T. Ravikumar, for the Revenue : P.P.S. Janarthana Raja for M/s Subbaraya Aiyar, for the Assessee

JUDGMENT

R. JAYASIMHA BABU, J.:

The assessee is a company which carries on the business of growing and manufacturing of tea. It had claimed development allowance under s. 33A of the IT Act for the asst. yr. 1982-83 at the rate of Rs. 35,000 per hectare, the rate at which that allowance could be claimed for the asst. yr. 1982-83. That claim was negatived by the AO on the ground that the assessee had cleared and planted the estate in the years 1977-78 and 1979-80 and in those years the development allowance was allowable only at the rate of Rs. 12,500 per hectare. The assessee having taken up the matter in further appeal to the Tribunal which accepted the assessee’s contention, the Revenue is now before us questioning the correctness of the Tribunal’s view.
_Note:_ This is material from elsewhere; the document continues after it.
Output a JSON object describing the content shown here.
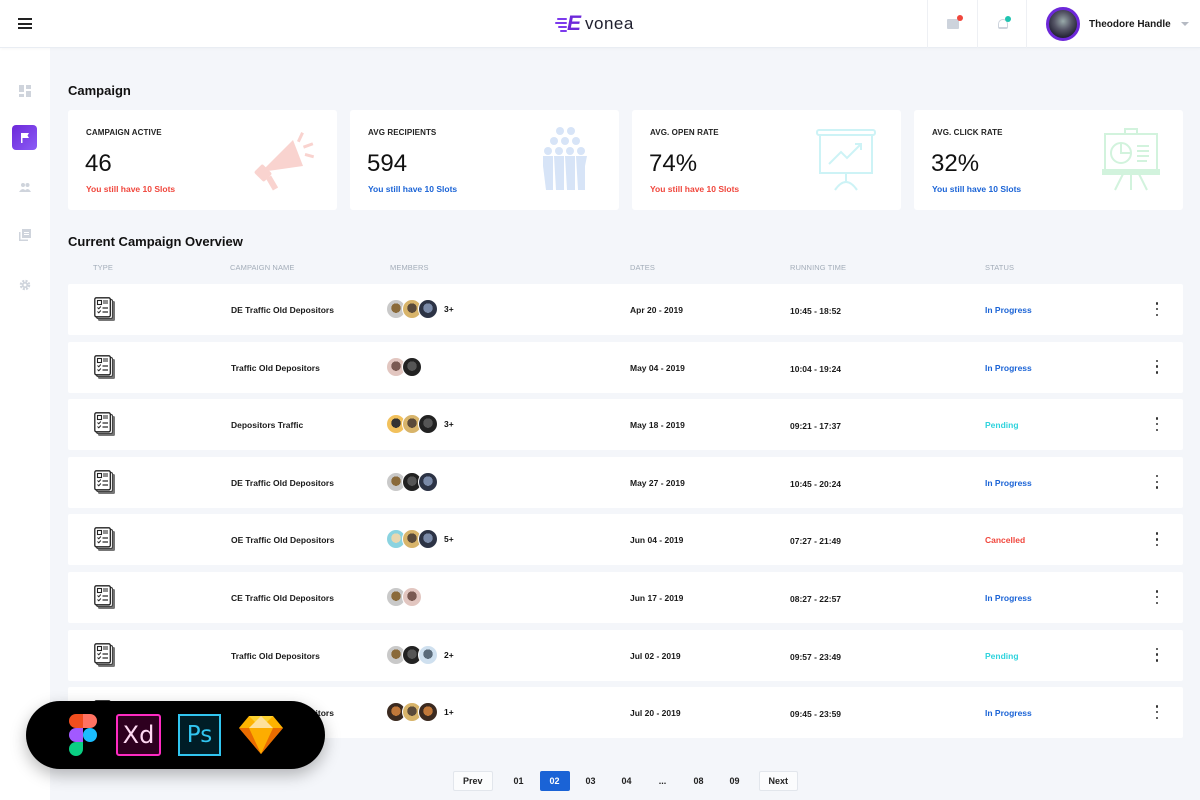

2. The Tribunal while considering the question before it referred, inter alia, to the decision of the Kerala High Court in the case of Kilkotagiri Tea and Coffee Estate Ltd. vs. CIT 1978 CTR (Ker) 82 : (1978) 113 ITR 729 (Ker) : TC 28R.467 which interpreted s. 33A as permitting the claim for development allowance in the assessment year subsequent to the years in which clearing and planting had taken place, at the rate prevailing at the time of the claim. That decision of the Kerala High Court was subsequently confirmed in appeal by the Supreme Court in CIT vs. Kilhotagiri Tea and Coffee Estate Co. Ltd. (1996) 133 CTR (SC) 70 : (1996) 219 ITR 249 (SC) : TC S28.2926. The apex Court in that decision pointed out that development allowance under s. 33A may be given in asubsequent year and that allowance cannot be limited only to the year in which expenditure was actually incurred or the immediate next year thereafter. The Court observed that the very definition of the actual cost of planting indicates that a span of four years has to be taken into account for the purpose of computation of development allowance. The development allowance under s. 33A was to be granted in two stages. The first stage under cl. (a) provides for the computation in the first instance and will be limited to that portion of the actual cost of planting which was incurred during the previous year in which the land was prepared for planting or replanting, as the case may be. The development allowance under cl. (b) has to be given by computing the actual cost of planting once again as that clause provides that development allowance shall again be computed with reference to the actual cost of planting. The Court further went on to hold that there is nothing in s. 33A to suggest that development allowance for expenditure incurred in respect of the first two years must be calculated and claimed at the very first stage, that is, at the stage of the second year of assessment after planting of tea bushes.

3. The claim for allowance is to be in accordance with the rate at which such claim can properly be made in the year in which the claim was made. The assessee had the option to defer making the claim which it obviously had exercised. Before it made the actual claim the amount of the development allowance was enhanced. The assessee is entitled to claim the benefit of the enhanced amount as it is well settled that the law applicable to any assessment is the law that prevails as on the first of April of the relevant assessment year. The fact that some of the activities in relation to which the claim was made had been undertaken in the earlier years does not come in the way of such claim being made. It is the duty of the AO to apply the law as it stood in the year of assessment and it is not open to the Revenue to deem a repealed figure for an earlier assessment year as deeming to remain in the statute book in respect of the assessments in which the activity in relation to which the claim has been made had been undertaken in the earlier years. The Tribunal was, therefore, correct in the view it took and the question referred to us : “Whether, on the facts and in the circumstances of the case, the Tribunal is right in holding that the assessee is entitled for the claim for deduction under s. 33A(7), proviso (ii), of the Act as amended w.e.f. 1st April, 1982, at the rate of Rs. 35,000 per hectare ?” is answered in favour of the assessee and against the Revenue.